We next investigated the function of Sp1 or Sp3 in regulating HDAC1 and HDAC2 in colon cancer cell lines. In HCT116, Sp1 or Sp3 was stably knocked down with shRNA. Sp1 or Sp3 KD decreases HDAC1 level and affects global histone acetylation levels (Fig. 3A,), indicating that both Sp1 and Sp3 are required for HDAC1 activation. However, KD of either Sp1 or Sp3 has no effect on HDAC2 protein levels (Fig. 3A). The result is confirmed with KD by using alternative shRNA sequences (Supplemental Fig. S2). Since both Sp1 and Sp3 are recruited to HDAC1 and HDAC2 promoters, we wondered whether there are differential Sp1 and Sp3 recruitment patterns at HDAC1 and HDAC2 promoters in Sp1- and Sp3-KD cells. The ChIP assay was performed in Sp1- and Sp3-KD cells. The results show that for HDAC1 promoter, the −40 site has consistently higher binding than the−240 site (Figs. 2E and 3B). Interestingly, Sp1 KD not only diminishes Sp1 binding at the −40 site but also greatly reduces Sp3 binding. Similar results were also observed by Sp3 KD at the −40 site.
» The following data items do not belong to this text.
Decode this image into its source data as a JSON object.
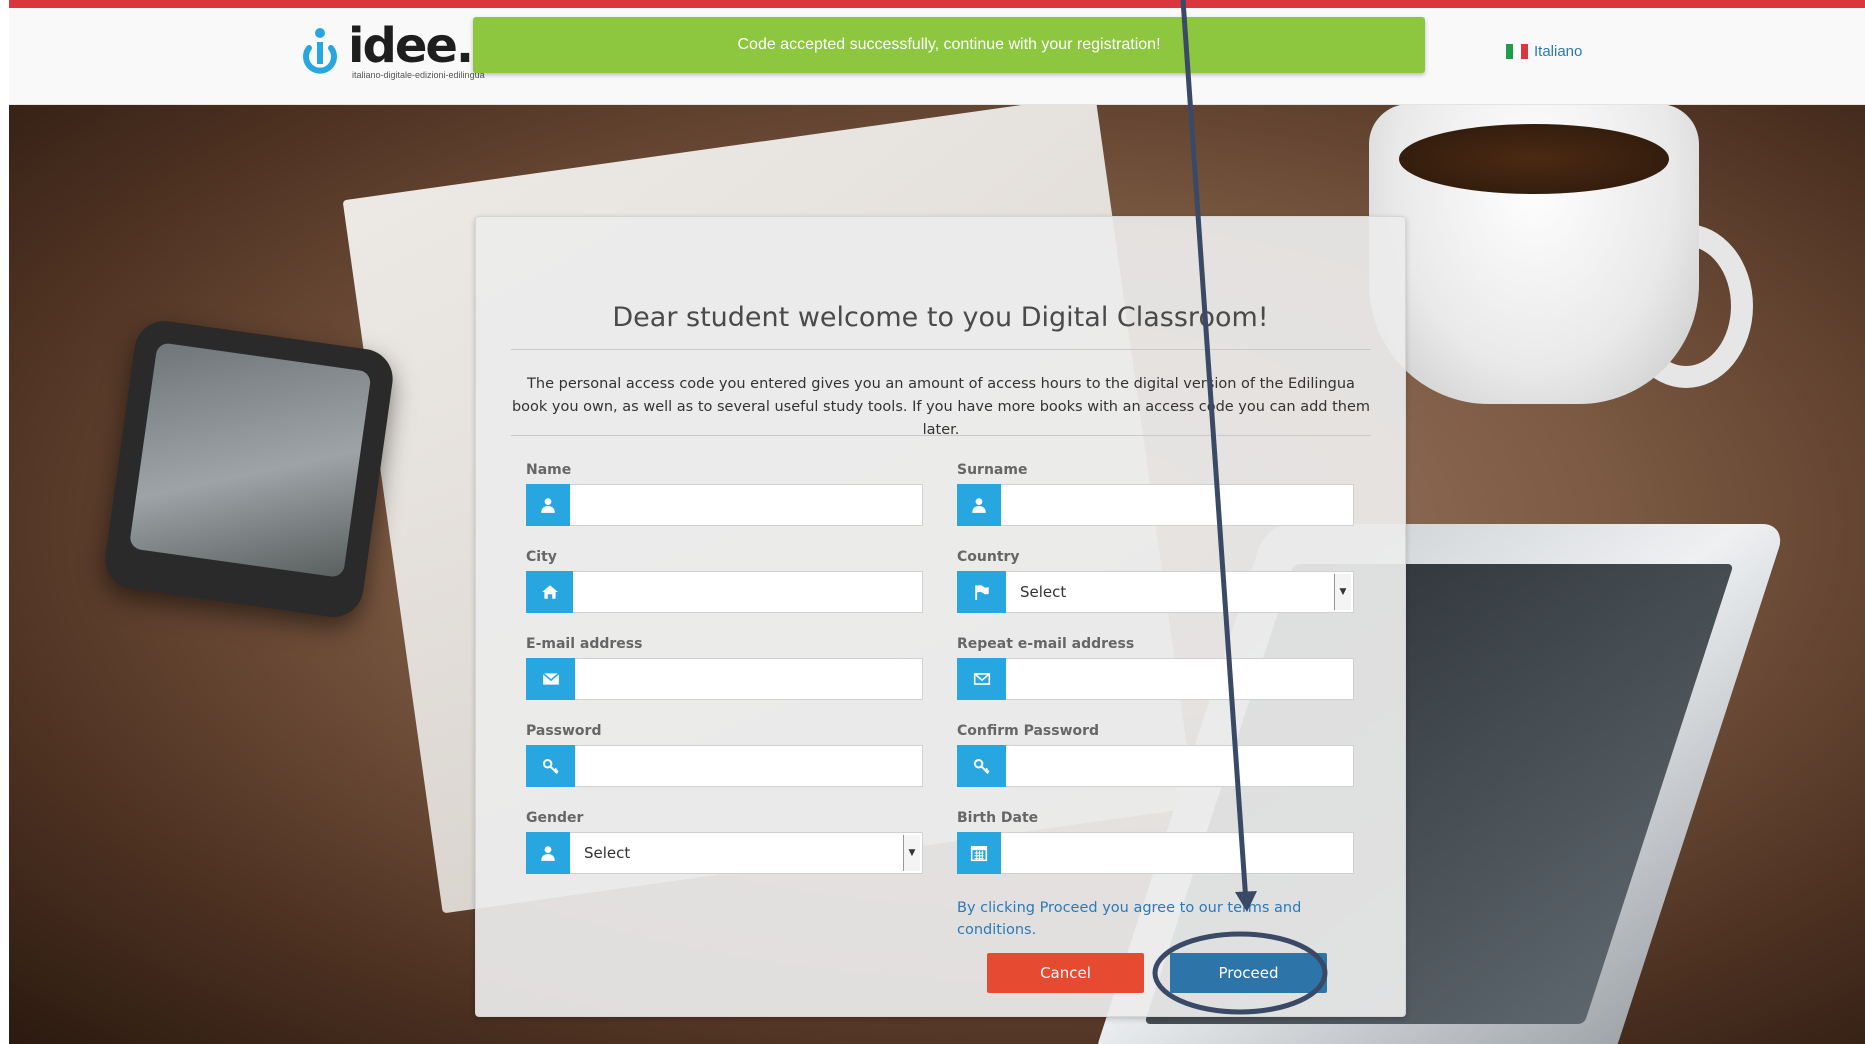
{
  "header": {
    "logo_text": "idee.",
    "logo_tagline": "italiano-digitale-edizioni-edilingua",
    "toast": "Code accepted successfully, continue with your registration!",
    "language": "Italiano"
  },
  "form": {
    "title": "Dear student welcome to you Digital Classroom!",
    "intro": "The personal access code you entered gives you an amount of access hours to the digital version of the Edilingua book you own, as well as to several useful study tools. If you have more books with an access code you can add them later.",
    "fields": {
      "name": {
        "label": "Name",
        "value": ""
      },
      "surname": {
        "label": "Surname",
        "value": ""
      },
      "city": {
        "label": "City",
        "value": ""
      },
      "country": {
        "label": "Country",
        "value": "Select"
      },
      "email": {
        "label": "E-mail address",
        "value": ""
      },
      "email_repeat": {
        "label": "Repeat e-mail address",
        "value": ""
      },
      "password": {
        "label": "Password",
        "value": ""
      },
      "password_confirm": {
        "label": "Confirm Password",
        "value": ""
      },
      "gender": {
        "label": "Gender",
        "value": "Select"
      },
      "birth_date": {
        "label": "Birth Date",
        "value": ""
      }
    },
    "terms": "By clicking Proceed you agree to our terms and conditions.",
    "cancel_label": "Cancel",
    "proceed_label": "Proceed"
  },
  "colors": {
    "accent_blue": "#27a6e0",
    "toast_green": "#8dc63f",
    "cancel_red": "#e64a31",
    "proceed_blue": "#2d74a8",
    "annotation_navy": "#3a4a66"
  }
}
This result indicates that collaborative binding of Sp1 and Sp3 at HDAC1 promoter −40 sites is important for promoter activity. At HDAC2 promoter, while Sp1 KD moderately reduces Sp3 binding, Sp3 KD greatly enhances Sp1 binding (Fig. 3C), indicating a compensatory role of Sp1 and Sp3 in HDAC2 promoter activity.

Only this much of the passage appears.